Ne pas surestimer l’impact
Outre la montée des partis eurosceptiques, leur impact ne doit pas non plus être surestimé. Les différences entre les partis eurosceptiques sont en effet très importantes. À la division gauche-droite s'ajoutent les points de vue idéologiques au sein du spectre de droite allant des eurosceptiques modérés et des conservateurs nationaux à une opposition ouverte à l'UE et à la droite radicale. En outre, les partis eurosceptiques ne s'accordent pas non plus sur la manière de relever certains défis politiques, tels que la répartition des réfugiés entre les États membres de l'UE et la relation souhaitée avec la Russie, ce qui complique la coopération.
De plus, la rhétorique des partis anti-européens s'est également montrée très modérée ces dernières années. Alors que de nombreux partis parlaient encore il y a peu d'une sortie de l'UE, ce point a entre-temps disparu de nombreux programmes électoraux. Les lenteurs et l'absurdité parfois du Brexit en sont la cause principale. En outre, la plupart des partis reconnaissent également les avantages de l'UE. Nombre d'entre eux s'emploient désormais à changer l'UE de l'intérieur. Ces changements ne doivent pas non plus être surestimés. Dans la pratique, il est en effet souvent apparu que les partis extrêmes, une fois élus, se montraient prêts à faire des compromis. Ainsi, le parti grec Syriza et la coalition italienne Lega-Mouvement 5 Étoiles ont corrigé leurs plans budgétaires généreux sous la pression de l'UE et des marchés financiers
Le pouvoir du PE est par ailleurs étendu, sans être illimité. Le PE n'est pas le seul organe législatif et budgétaire au sein de l'UE. Le PE et le Conseil de l'UE se partagent de nombreuses compétences et le PE ne peut initier ni lois ni nominations. Le PE dispose toutefois d'un droit de veto important en ce qui concerne les accords d'adhésion et d'association et l'accord définitif sur le Brexit.
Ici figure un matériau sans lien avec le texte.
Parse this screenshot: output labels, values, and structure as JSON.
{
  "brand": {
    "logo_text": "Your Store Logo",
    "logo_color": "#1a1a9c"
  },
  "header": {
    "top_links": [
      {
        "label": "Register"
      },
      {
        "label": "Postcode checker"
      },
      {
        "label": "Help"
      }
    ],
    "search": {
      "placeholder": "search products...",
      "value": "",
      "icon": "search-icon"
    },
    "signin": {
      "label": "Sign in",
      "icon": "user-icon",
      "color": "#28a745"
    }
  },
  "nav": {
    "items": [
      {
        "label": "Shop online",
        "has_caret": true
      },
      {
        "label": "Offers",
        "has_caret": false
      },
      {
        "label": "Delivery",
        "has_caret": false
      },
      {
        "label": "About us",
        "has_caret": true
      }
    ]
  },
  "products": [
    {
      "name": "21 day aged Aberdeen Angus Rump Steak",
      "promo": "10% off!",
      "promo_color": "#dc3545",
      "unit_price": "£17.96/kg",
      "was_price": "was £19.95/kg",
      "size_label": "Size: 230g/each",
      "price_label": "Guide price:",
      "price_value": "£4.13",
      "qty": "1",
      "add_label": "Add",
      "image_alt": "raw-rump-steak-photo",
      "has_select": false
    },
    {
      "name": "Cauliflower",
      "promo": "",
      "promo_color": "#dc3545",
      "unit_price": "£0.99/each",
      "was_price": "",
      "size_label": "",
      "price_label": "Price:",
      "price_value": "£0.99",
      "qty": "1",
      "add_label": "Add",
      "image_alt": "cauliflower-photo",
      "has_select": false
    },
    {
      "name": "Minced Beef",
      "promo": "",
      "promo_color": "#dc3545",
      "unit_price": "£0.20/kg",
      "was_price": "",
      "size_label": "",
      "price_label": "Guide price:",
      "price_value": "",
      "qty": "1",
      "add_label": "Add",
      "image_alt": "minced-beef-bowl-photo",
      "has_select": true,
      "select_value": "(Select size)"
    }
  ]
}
Le PE peut donc empêcher une intégration plus poussée, mais réaliser un changement de cap majeur nécessite plus que des sièges au PE.
En conclusion, la montée attendue des partis eurosceptiques dans les rangs du PE risque de compliquer les processus décisionnels et la poursuite de l'intégration ou de l'élargissement de l'UE, mais la désintégration de l'UE n'est pas à l'ordre du jour.